When industry rules were disadvantageous, he fought to change them, often successfully - in one instance going all the way to the U.S. Supreme Court. For most of its life, Franklin National earned more per dollar invested than any bank in the country.

Yet in 1968, Roth's own board and protg pushed him out of the picture. Six years later, the Franklin National Bank became the biggest bank failure at that point in American history. It took billions of dollars in federal money to avert international disaster. Franklin's demise changed the face of Long Island banking and altered U.S. bank regulation and global financial practices.

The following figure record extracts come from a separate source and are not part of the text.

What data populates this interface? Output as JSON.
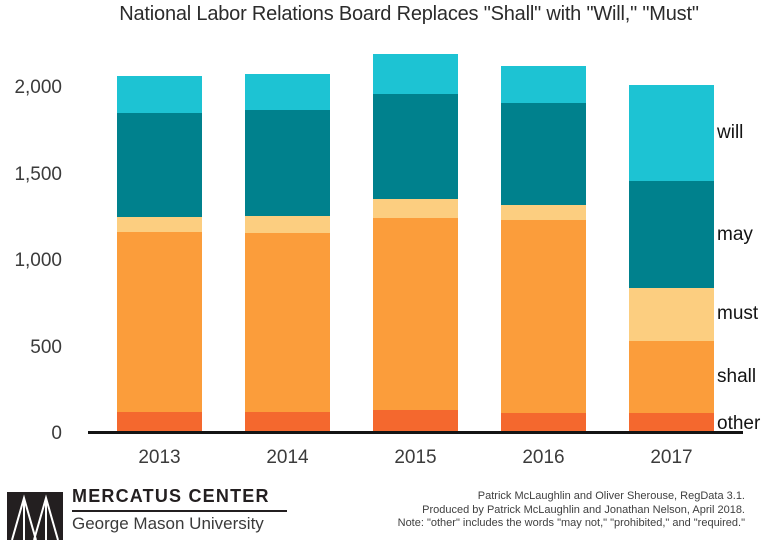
{
  "title": "National Labor Relations Board Replaces \"Shall\" with \"Will,\" \"Must\"",
  "chart_data": {
    "type": "bar",
    "stacked": true,
    "title": "National Labor Relations Board Replaces \"Shall\" with \"Will,\" \"Must\"",
    "xlabel": "",
    "ylabel": "",
    "categories": [
      "2013",
      "2014",
      "2015",
      "2016",
      "2017"
    ],
    "series": [
      {
        "name": "other",
        "color": "#f4682e",
        "values": [
          130,
          130,
          140,
          120,
          120
        ]
      },
      {
        "name": "shall",
        "color": "#fb9d3b",
        "values": [
          1035,
          1030,
          1110,
          1115,
          420
        ]
      },
      {
        "name": "must",
        "color": "#fcce80",
        "values": [
          90,
          100,
          110,
          90,
          305
        ]
      },
      {
        "name": "may",
        "color": "#00818d",
        "values": [
          600,
          615,
          605,
          590,
          615
        ]
      },
      {
        "name": "will",
        "color": "#1dc3d3",
        "values": [
          215,
          205,
          230,
          210,
          555
        ]
      }
    ],
    "y_ticks": [
      "0",
      "500",
      "1,000",
      "1,500",
      "2,000"
    ],
    "y_tick_values": [
      0,
      500,
      1000,
      1500,
      2000
    ],
    "ylim": [
      0,
      2260
    ],
    "grid": false,
    "legend_position": "right-of-last-bar",
    "legend_labels_top_to_bottom": [
      "will",
      "may",
      "must",
      "shall",
      "other"
    ]
  },
  "footer": {
    "logo": {
      "name": "MERCATUS CENTER",
      "subtitle": "George Mason University"
    },
    "credits": [
      "Patrick McLaughlin and Oliver Sherouse, RegData 3.1.",
      "Produced by Patrick McLaughlin and Jonathan Nelson, April 2018.",
      "Note: \"other\" includes the words \"may not,\" \"prohibited,\" and \"required.\""
    ]
  }
}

What brought Franklin down? Explanations range from dry statistical analyses of the economy and Franklin's own books to charges of autocracy, over-ambition, personal betrayal and international skullduggery.

Roth began his career as a 17-year-old bank messenger in the city and worked his way up to administrative duties at Manufacturer's Trust. Wanting to move to Long Island, he became the cashier at Franklin Square National Bank in 1934, joining four other employees.

He later described it as "an almost perfect example of what was wrong with American banking in the 1920s." It was located in a tiny village with no industry, little commerce, no railroad station, by "founders ignorant of professional banking." His challenge was to rescue the nearly insolvent bank.

Roth began by "saving" many near-default loans with an early form of installment buying. He took the role of community banking seriously and provided neighborhood meeting rooms, a speaker's bureau, annual reports, internships for high school students, Christmas pageants, lollipops for children. His was one of the first banks to introduce consumer and FHA-backed loans. Roth created credit cards for local shopping, so small merchants could compete with the department stores that were offering charge accounts.

In the 1950s, when banks were still confined to their own counties, Franklin financed much of the region's new commercial development, says Jerry Kessler, who then worked for Meadow Brook National Bank and is now president of Friends for Long Island's Heritage. Roth introduced aggressive promotion techniques to the stodgy world of banking.

"He once hung a Grumman Goose airplane in the bank lobby," accompanied by a card that explained how the bank would finance the purchase, Kessler recalls. Ahead of his time in many ways, Roth banned smoking in Franklin buildings, refused to sell lottery tickets and hired the handicapped.

Roth started expanding as Long Island grew, ultimately merging with 19 other banking chains to operate more than 100 domestic offices, including one third of all Nassau County commercial banks. But in 1960, despite Roth's fierce opposition, the state passed a law allowing banks to open branches in other counties, and New York powerhouses promptly invaded prosperous Nassau. Roth riposted by opening New York City branches. In 1967, Franklin merged with the 13- branch Federation Bank & Trust, setting the stage for disaster.

The mid-60s were tough years for the American economy, and Franklin had become less profitable. Harold V. Gleason, a PR executive who'd risen to become president under Roth, the chairman and CEO, led a group of board members in a palace revolt. Roth was made a powerless figurehead for two years, and in 1970, his name was omitted from the directors' nomination list. He was out.

"He was crushed," recalls Kessler. "He said, 'I always treated Harold like a son.'" To support the bank, Roth put a positive face on events and announced a slightly premature retirement.

Soon the bank was heavily invested in overseas ventures, and its fortunes began to slide. In 1972, Michele Sindona, an Italian financier with reputed connections to the Mafia and Vatican banking, bought controlling interest in Franklin. Sindona siphoned off money and led the bank into massive losses in the foreign exchange markets and ever-riskier attempts to recoup.

When other banks refused to deal with Franklin, the Federal Reserve Bank kept the bank afloat with $2.8 billion in credits. Finally, in October 1974, the desirable assets were sold to the highest bidder: European American Bank, a consortium of powerful banks centered in the Netherlands. The FDIC took a $2 billion load of loans and receivables, and the stockholders, Roth included, lost everything.